El rey Salomón no fue solo el hombre más sabio que haya existido (1 R 3.12); también fue bendecido con riquezas inimaginables y con el privilegio de construir el templo de Dios. Por tanto, es de esperar que supiera lo que era la satisfacción profunda.
En la búsqueda de esa satisfacción profunda, Salomón se dedicó a incursionar en toda clase de cosas. Eclesiastés nos dice que se entregó a los placeres del mundo, interesándose incluso en actividades que sabía que eran una locura, para ver si había algo que valiera la pena en ellas. Pero la satisfacción que buscaba Salomón lo esquivaba, y llegó a la conclusión de que la autocomplacencia no tenía ningún valor.
Para sentir satisfacción, el rey buscó la realización personal. Emprendió grandes proyectos, tales como la construcción de casas para él, el mejoramiento de su entorno con jardines y parques y llevó a cabo un vasto proyecto de irrigación (Ec 2.4-6). El rey tenía todo lo que podía necesitar para disfrutar de la vida, pero al final llegó a la conclusión que nada de esas cosas tenían sentido.
La historia nos resulta familiar, ¿verdad?

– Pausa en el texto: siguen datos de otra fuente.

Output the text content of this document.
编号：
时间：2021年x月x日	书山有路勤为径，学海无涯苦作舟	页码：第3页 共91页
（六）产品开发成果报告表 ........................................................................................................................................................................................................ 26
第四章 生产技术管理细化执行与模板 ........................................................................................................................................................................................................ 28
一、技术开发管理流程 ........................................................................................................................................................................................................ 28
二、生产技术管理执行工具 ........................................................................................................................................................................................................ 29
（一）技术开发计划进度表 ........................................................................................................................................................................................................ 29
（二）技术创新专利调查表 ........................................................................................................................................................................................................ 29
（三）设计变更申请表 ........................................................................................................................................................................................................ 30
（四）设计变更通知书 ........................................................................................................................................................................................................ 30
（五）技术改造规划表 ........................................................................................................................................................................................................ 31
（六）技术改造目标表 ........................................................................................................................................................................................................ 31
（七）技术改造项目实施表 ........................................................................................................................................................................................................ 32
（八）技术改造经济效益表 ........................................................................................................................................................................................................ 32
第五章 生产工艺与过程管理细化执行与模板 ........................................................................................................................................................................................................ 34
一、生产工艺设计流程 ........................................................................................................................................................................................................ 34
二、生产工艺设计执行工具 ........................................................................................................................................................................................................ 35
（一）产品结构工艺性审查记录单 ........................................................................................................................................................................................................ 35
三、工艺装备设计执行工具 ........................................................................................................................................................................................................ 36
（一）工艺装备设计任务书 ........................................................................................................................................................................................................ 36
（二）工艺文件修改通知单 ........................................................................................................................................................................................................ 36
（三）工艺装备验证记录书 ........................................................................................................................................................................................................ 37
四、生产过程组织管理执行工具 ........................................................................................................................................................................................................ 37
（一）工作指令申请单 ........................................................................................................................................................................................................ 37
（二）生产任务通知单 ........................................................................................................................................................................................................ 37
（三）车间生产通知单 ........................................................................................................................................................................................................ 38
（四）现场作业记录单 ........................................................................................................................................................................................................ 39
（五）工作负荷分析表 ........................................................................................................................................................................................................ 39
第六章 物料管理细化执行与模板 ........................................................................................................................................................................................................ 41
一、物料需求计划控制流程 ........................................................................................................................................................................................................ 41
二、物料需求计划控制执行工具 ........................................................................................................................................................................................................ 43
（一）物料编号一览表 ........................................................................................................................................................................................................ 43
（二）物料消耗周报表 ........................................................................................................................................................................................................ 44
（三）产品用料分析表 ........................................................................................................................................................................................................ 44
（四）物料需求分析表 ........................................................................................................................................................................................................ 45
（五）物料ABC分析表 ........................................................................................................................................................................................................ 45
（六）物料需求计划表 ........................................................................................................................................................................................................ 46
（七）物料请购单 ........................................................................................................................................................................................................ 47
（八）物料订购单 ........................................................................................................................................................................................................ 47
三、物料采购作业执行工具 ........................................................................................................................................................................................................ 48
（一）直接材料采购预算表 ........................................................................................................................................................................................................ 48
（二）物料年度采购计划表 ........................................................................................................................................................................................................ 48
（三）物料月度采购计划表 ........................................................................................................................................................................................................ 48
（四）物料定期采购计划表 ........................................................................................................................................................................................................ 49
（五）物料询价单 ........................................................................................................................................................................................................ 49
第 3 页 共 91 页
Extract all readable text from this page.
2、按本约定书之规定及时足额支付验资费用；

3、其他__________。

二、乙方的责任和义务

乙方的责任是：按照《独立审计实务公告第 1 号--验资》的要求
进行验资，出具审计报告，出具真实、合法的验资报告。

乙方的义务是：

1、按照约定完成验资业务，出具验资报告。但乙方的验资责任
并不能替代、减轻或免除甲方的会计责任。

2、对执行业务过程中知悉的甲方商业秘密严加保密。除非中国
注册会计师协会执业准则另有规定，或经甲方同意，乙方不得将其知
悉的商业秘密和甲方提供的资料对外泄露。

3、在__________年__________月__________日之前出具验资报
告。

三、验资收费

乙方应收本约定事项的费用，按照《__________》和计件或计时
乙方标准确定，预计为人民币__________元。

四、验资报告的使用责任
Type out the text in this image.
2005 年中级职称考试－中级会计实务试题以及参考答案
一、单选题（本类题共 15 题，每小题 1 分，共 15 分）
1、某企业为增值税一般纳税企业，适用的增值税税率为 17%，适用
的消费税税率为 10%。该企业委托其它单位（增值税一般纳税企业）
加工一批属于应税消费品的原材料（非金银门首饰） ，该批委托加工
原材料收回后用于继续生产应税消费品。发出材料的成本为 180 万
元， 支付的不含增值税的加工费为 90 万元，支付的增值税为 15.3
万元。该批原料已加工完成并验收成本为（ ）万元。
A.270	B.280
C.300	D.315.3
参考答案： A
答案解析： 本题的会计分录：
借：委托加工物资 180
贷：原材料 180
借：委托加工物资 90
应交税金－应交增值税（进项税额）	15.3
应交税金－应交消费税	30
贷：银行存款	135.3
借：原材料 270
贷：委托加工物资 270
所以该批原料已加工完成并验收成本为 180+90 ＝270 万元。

Nuestro mundo tiene muchas personas educadas y exitosas, pero también muy descontentas con la vida. Nuestra cultura persigue el placer y no acepta límites. Lamentablemente, esa falta de moderación ha arruinado innumerables vidas. Salomón tenía la sabiduría y los recursos para lograr todo lo que quisiera hacer. Pero los objetivos que persiguió no le dieron ninguna satisfacción. Llegó a la conclusión que lo mejor era obedecer a Dios (Ec 12.13). El gozo verdadero se tiene cuando nos ajustamos a la voluntad de Él.